While it might have turned out that the stories about TCS laying of tens of thousands of IT workers in India are simply not true, the fact remains that the Indian IT sector is bloated around the middle. There are way too many employees in the middle management level who have few skills apart from project management, and who are essentially dispensable to their employers. The question is what the change is at the industry level that is putting to peril careers of so many people in their 40s.
Back in my parents’ generation, you could choose two paths, especially in a government job. If you were ambitious, you could choose to be an officer, for which you had to write (and pass) exams and be prepared to work demanding hours (unlike what people usually expect from a “government job”). In return you got advancement in your career, get promoted and get a chance to be part of your company’s top management.
Of course given pyramidal structures of organisations things wouldn’t have worked out so well for everyone had everyone chosen to go along this path (growth would’ve been painfully slow) so there was a parallel track – you could choose to not become an officer.
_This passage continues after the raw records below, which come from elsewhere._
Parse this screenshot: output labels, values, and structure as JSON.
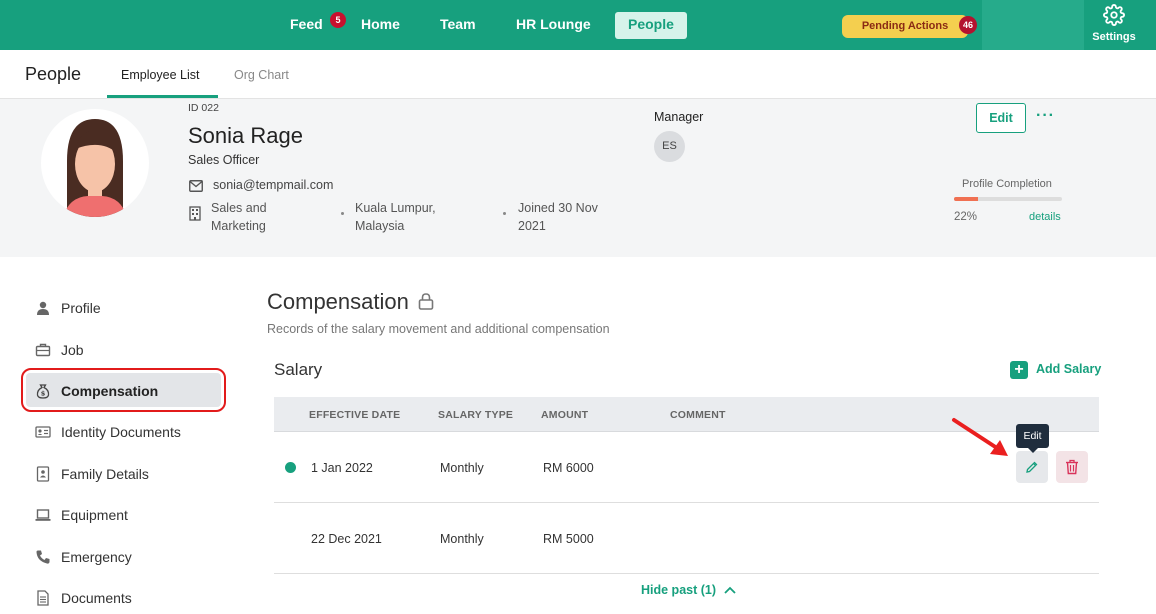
{
  "nav": {
    "items": [
      {
        "label": "Feed",
        "badge": "5"
      },
      {
        "label": "Home"
      },
      {
        "label": "Team"
      },
      {
        "label": "HR Lounge"
      },
      {
        "label": "People",
        "active": true
      }
    ],
    "pending_actions": {
      "label": "Pending Actions",
      "count": "46"
    },
    "settings_label": "Settings"
  },
  "subheader": {
    "title": "People",
    "tabs": [
      {
        "label": "Employee List",
        "active": true
      },
      {
        "label": "Org Chart"
      }
    ]
  },
  "profile": {
    "id": "ID 022",
    "name": "Sonia Rage",
    "role": "Sales Officer",
    "email": "sonia@tempmail.com",
    "department": "Sales and Marketing",
    "location": "Kuala Lumpur, Malaysia",
    "joined": "Joined 30 Nov 2021",
    "manager_label": "Manager",
    "manager_initials": "ES",
    "edit_label": "Edit",
    "more_label": "···",
    "completion_label": "Profile Completion",
    "completion_percent": "22%",
    "completion_value": 0.22,
    "details_label": "details"
  },
  "sidebar": {
    "items": [
      {
        "label": "Profile",
        "icon": "person-icon"
      },
      {
        "label": "Job",
        "icon": "briefcase-icon"
      },
      {
        "label": "Compensation",
        "icon": "money-bag-icon",
        "active": true
      },
      {
        "label": "Identity Documents",
        "icon": "id-card-icon"
      },
      {
        "label": "Family Details",
        "icon": "family-icon"
      },
      {
        "label": "Equipment",
        "icon": "laptop-icon"
      },
      {
        "label": "Emergency",
        "icon": "phone-icon"
      },
      {
        "label": "Documents",
        "icon": "document-icon"
      }
    ]
  },
  "compensation": {
    "title": "Compensation",
    "subtitle": "Records of the salary movement and additional compensation",
    "salary_heading": "Salary",
    "add_salary_label": "Add Salary",
    "columns": [
      "EFFECTIVE DATE",
      "SALARY TYPE",
      "AMOUNT",
      "COMMENT"
    ],
    "rows": [
      {
        "date": "1 Jan 2022",
        "type": "Monthly",
        "amount": "RM 6000",
        "comment": "",
        "current": true
      },
      {
        "date": "22 Dec 2021",
        "type": "Monthly",
        "amount": "RM 5000",
        "comment": "",
        "current": false
      }
    ],
    "tooltip": "Edit",
    "hide_past_label": "Hide past (1)"
  },
  "colors": {
    "brand": "#17a07e",
    "badge": "#c8102e",
    "pending": "#f4cf4f",
    "highlight": "#e21b1b"
  }
}
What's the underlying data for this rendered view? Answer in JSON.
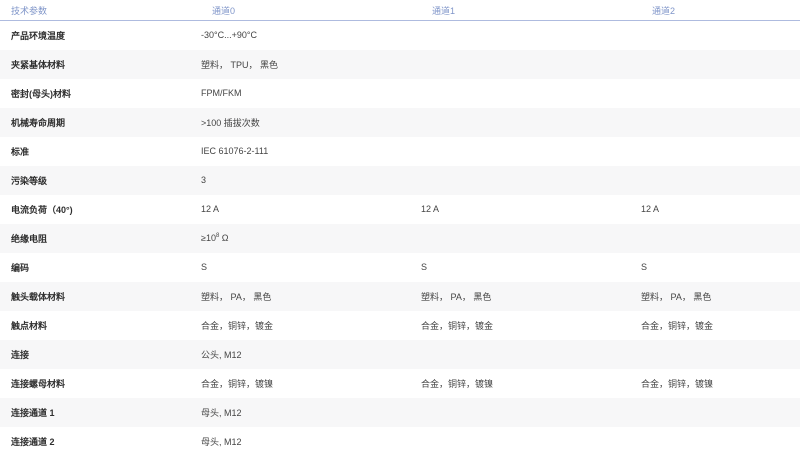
{
  "header": {
    "param": "技术参数",
    "ch0": "通道0",
    "ch1": "通道1",
    "ch2": "通道2"
  },
  "rows": [
    {
      "label": "产品环境温度",
      "v0": "-30°C...+90°C",
      "v1": "",
      "v2": ""
    },
    {
      "label": "夹紧基体材料",
      "v0": "塑料， TPU， 黑色",
      "v1": "",
      "v2": ""
    },
    {
      "label": "密封(母头)材料",
      "v0": "FPM/FKM",
      "v1": "",
      "v2": ""
    },
    {
      "label": "机械寿命周期",
      "v0": ">100 插拔次数",
      "v1": "",
      "v2": ""
    },
    {
      "label": "标准",
      "v0": "IEC 61076-2-111",
      "v1": "",
      "v2": ""
    },
    {
      "label": "污染等级",
      "v0": "3",
      "v1": "",
      "v2": ""
    },
    {
      "label": "电流负荷（40°)",
      "v0": "12 A",
      "v1": "12 A",
      "v2": "12 A"
    },
    {
      "label": "绝缘电阻",
      "v0_base": "≥10",
      "v0_exp": "8",
      "v0_unit": " Ω",
      "v1": "",
      "v2": ""
    },
    {
      "label": "编码",
      "v0": "S",
      "v1": "S",
      "v2": "S"
    },
    {
      "label": "触头载体材料",
      "v0": "塑料， PA， 黑色",
      "v1": "塑料， PA， 黑色",
      "v2": "塑料， PA， 黑色"
    },
    {
      "label": "触点材料",
      "v0": "合金，铜锌，镀金",
      "v1": "合金，铜锌，镀金",
      "v2": "合金，铜锌，镀金"
    },
    {
      "label": "连接",
      "v0": "公头, M12",
      "v1": "",
      "v2": ""
    },
    {
      "label": "连接螺母材料",
      "v0": "合金，铜锌，镀镍",
      "v1": "合金，铜锌，镀镍",
      "v2": "合金，铜锌，镀镍"
    },
    {
      "label": "连接通道 1",
      "v0": "母头, M12",
      "v1": "",
      "v2": ""
    },
    {
      "label": "连接通道 2",
      "v0": "母头, M12",
      "v1": "",
      "v2": ""
    }
  ]
}
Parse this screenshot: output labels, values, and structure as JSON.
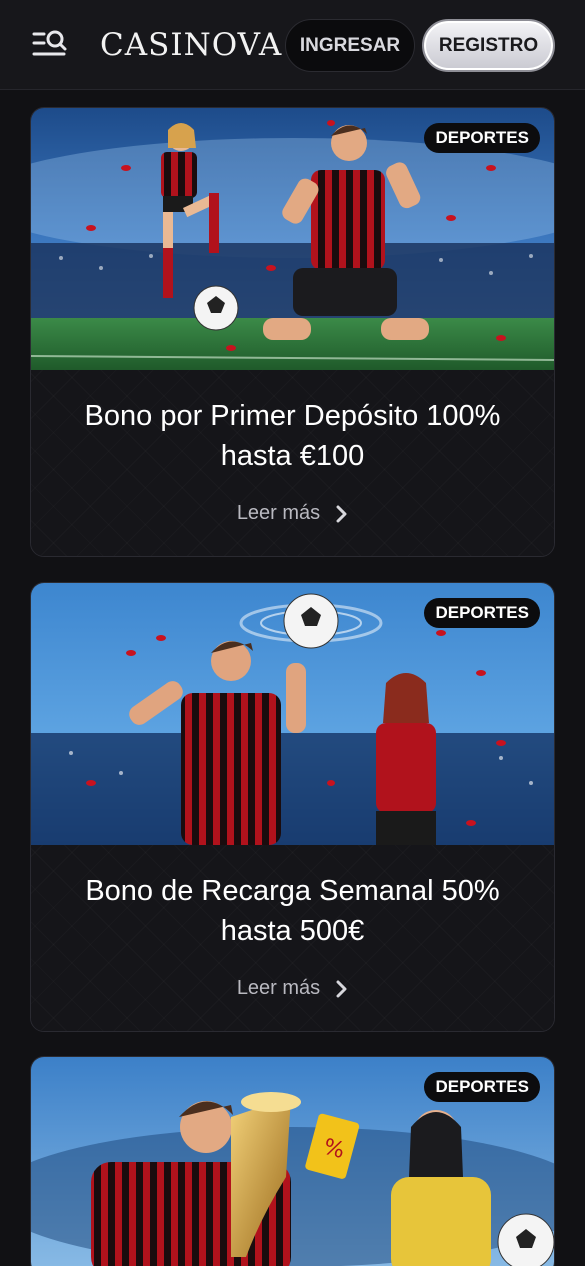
{
  "header": {
    "logo_text": "CASINOVA",
    "login_label": "INGRESAR",
    "register_label": "REGISTRO"
  },
  "cards": [
    {
      "badge": "DEPORTES",
      "title": "Bono por Primer Depósito 100% hasta €100",
      "read_more": "Leer más",
      "image": "footballers-celebrating-stadium"
    },
    {
      "badge": "DEPORTES",
      "title": "Bono de Recarga Semanal 50% hasta 500€",
      "read_more": "Leer más",
      "image": "player-spinning-ball-stadium"
    },
    {
      "badge": "DEPORTES",
      "title": "",
      "read_more": "",
      "image": "player-trophy-referee-card"
    }
  ],
  "colors": {
    "background": "#111114",
    "jersey_red": "#b1121c",
    "badge_bg": "#0c0c0e"
  }
}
While this meant that beyond a point you would stop getting promoted, you continued to get paid quite well (my parents’ “senior assistant” friends made almost as much as my officer parents did), and you retire with a comfortable pension. It worked well for everyone. Or so it seemed.
As Deepak Shenoy explains so well in this excellent post (same link as above), back in the days when IT exporters made big margins, they could afford to pay their employees well. And they gave them fat raises every year irrespective of their performance. Employees went to middle management. They stopped coding. And the only skills they developed was “project management”, and perhaps people management. And they continued to get fat raises each year. Until margins started thinning down.
Now, as Deepak explains, IT exporters are facing diminishing margins, and they need to cut cost. When you are cutting costs, the first person on the block is one that is drawing a fat salary for not doing too much. And in the Indian IT sector, it’s these mid-level project management guys, who don’t code, are not key to management and have no specific skills. And so, sooner or later, as margins thin out, their jobs are going to be in trouble.
The problem with this particular cohort of workers is that they haven’t developed enough skills as they have gone along, and the skills that they have are easily replaceable with someone much younger (and thus drawing a much lower salary). In something as generic as project management, you are not going to lose too much by replacing a project manager with 15 years experience with one with 10 years experience, especially if the one with 10 years experience will get paid much lower than the other guy.
From a company’s perspective, it should not matter how long a particular employee has been there in its compensation decision. So if an employee with 10 years’ experience is offering the same value as one with 15 years’ experience, they ought to be paid similar salaries. Except that given the massive raises in salaries back in good times and the power of compound interest, the employee with 15 years’ experience is getting paid much more than the one with 10 years’ experience. And that is what makes him dispensable.
The big lesson from this story is that you should continue developing and never “settle”. With 15 years’ experience, you get paid more than someone with 10 years’ experience, but you should also demonstrate sufficient skill sets that show you as being significantly superior to the other guy. Experience, to put it in one way, is a proxy for measuring how much you’ve learned in your job, and if you stop learning there is no point in attributing value to that part of your experience where you’ve not learnt much!